About the Mongolian script
Richard Ishida’s Mongolian script summary gives the best overview. Contents:
Sample — Usage & History — Basic Features —
Character index (Letters – Combining marks – Numbers – Punctuation – Separator & other)
Phonology (Vowel sounds – Consonant sounds)
Structure (Vowel harmony – Glyphs vs. phonemes – Spelling vs. pronunciation)
Vowels (Basic vowels – Suffixes – Final vowel separation)
Consonants (Basic Mongolian consonants – QA and GA – Repertoire extension
– Consonants for other languages – Consonant clusters & gemination)
Combining marks — Numbers — Text direction (In horizontal contexts)
Glyph shaping & positioning (Cursive shaping – Context-based shaping
– Context-based positioning – Font styles – Baselines & inline alignment)
Punctuation & inline features (Grapheme boundaries – Word boundaries
– Phrase & section boundaries – Parentheses & brackets – Quotations
– Emphasis – Abbreviation, ellipsis & repetition – Inline notes & annotations
– Other inline ranges – Other punctuation)
Line & paragraph layout (Line breaking & hyphenation – Text alignment & justification
– Letter spacing – Counters, lists, etc. – Styling initials
Page & book layout (General page layout & progression – Forms & user interaction
– Page numbering, running headers, etc.)
Languages using the Mongolian script — Online resources — References
Sources of confusion
- As Richard Ishida writes: “Unicode encodes separate characters for different sounds for the Mongolian language, regardless of whether the glyph shapes used are identical. (…) The result of this encoding method is that it is impossible to accurately copy Mongolian text from a visual source unless you speak the language well enough to recognise the phonetics of the words involved. It also leads to mistakes when Mongolian speakers type text.” Just by looking at a character you cannot be certain what the signified phoneme is. And one glyph shape may hide one of two different character codes.

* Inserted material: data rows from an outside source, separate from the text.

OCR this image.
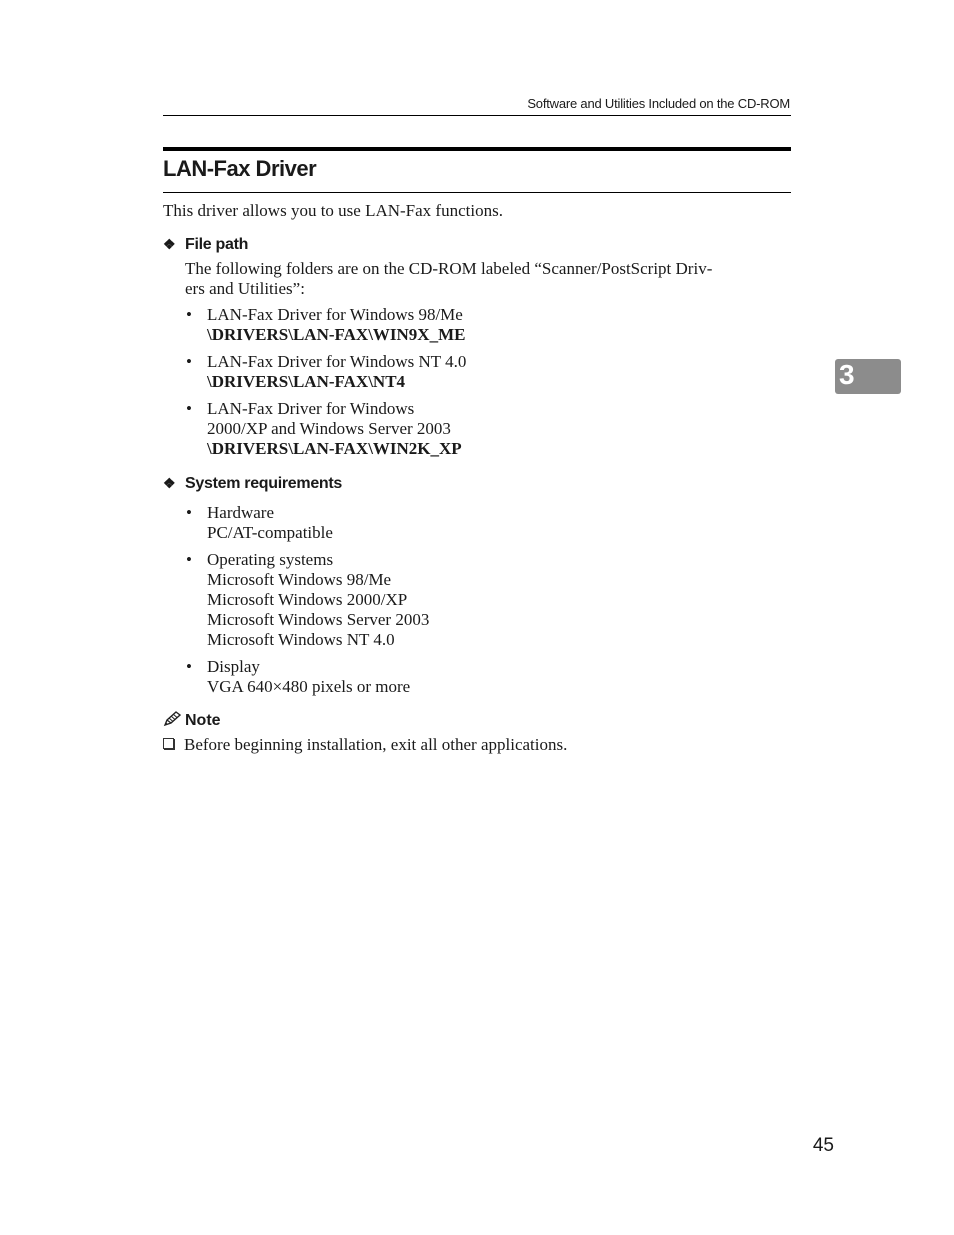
Software and Utilities Included on the CD-ROM
LAN-Fax Driver
This driver allows you to use LAN-Fax functions.
❖ File path
The following folders are on the CD-ROM labeled “Scanner/PostScript Driv-
ers and Utilities”:
• LAN-Fax Driver for Windows 98/Me
\DRIVERS\LAN-FAX\WIN9X_ME
• LAN-Fax Driver for Windows NT 4.0
\DRIVERS\LAN-FAX\NT4
• LAN-Fax Driver for Windows
2000/XP and Windows Server 2003
\DRIVERS\LAN-FAX\WIN2K_XP
❖ System requirements
• Hardware
PC/AT-compatible
• Operating systems
Microsoft Windows 98/Me
Microsoft Windows 2000/XP
Microsoft Windows Server 2003
Microsoft Windows NT 4.0
• Display
VGA 640×480 pixels or more
Note
Before beginning installation, exit all other applications.
3
45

- Furthermore, Mongolian orthography, at least in the Mongolian script (not in the Cyrillic script), reflects an archaic pronunciation even if the written Mongolian text is supposed to represent a modern utterance. “For example, if you were to spell out the letters in the following word as written you would get uʤəgulxu, whereas the modern pronunciation is uʤuuləx. (ᠤᠵᠡᠭᠦᠯᠬᠦ)” (Richard Ishida)
- Many Mongolian characters have variant forms, and which variant is to be rendered in each case is not always deducible algorithmically. This forces human intervention by inserting (invisible) control characters.
Unfortunately, no consensus presently exists about which variant forms can be selected automatically by font mechanisms and which others demand that the user select the correct form. This has resulted in different behaviour depending on the font chosen to render Mongolian-script text.
Such lack of automation severely impedes robust Mongolian-script text processing. The uncertainties about the encoding of Mongolian text and the divergent font behaviours make for a very unreliable text flow in the publishing chain. Although work is underway to remedy the situation, there is still no end date in sight.
Fonts
Microsoft Windows 10 comes bundled with one dedicated Mongolian font, Mongolian Baiti.
Mongolian Baiti font sizes:
Brill 11 pt ~ Mongolian Baiti 16 pt, lowered by 3 pt
Brill 10 pt ~ Mongolian Baiti 14 pt, lowered by 2½ pt
Brill 9 pt ~ Mongolian Baiti 13 pt, lowered by 2½ pt
How to render Mongolian in the Mongolian script?
During the present state of the Unicode Standard regarding the Mongolian script, fonts, and applications, all Mongolian text written in its native script should be rendered as an image, preferably a resolution-independent .svg picture.
XML language and script tags
(For future application, when Mongolian can be rendered reliably in its native script: 'mn-Mong'.)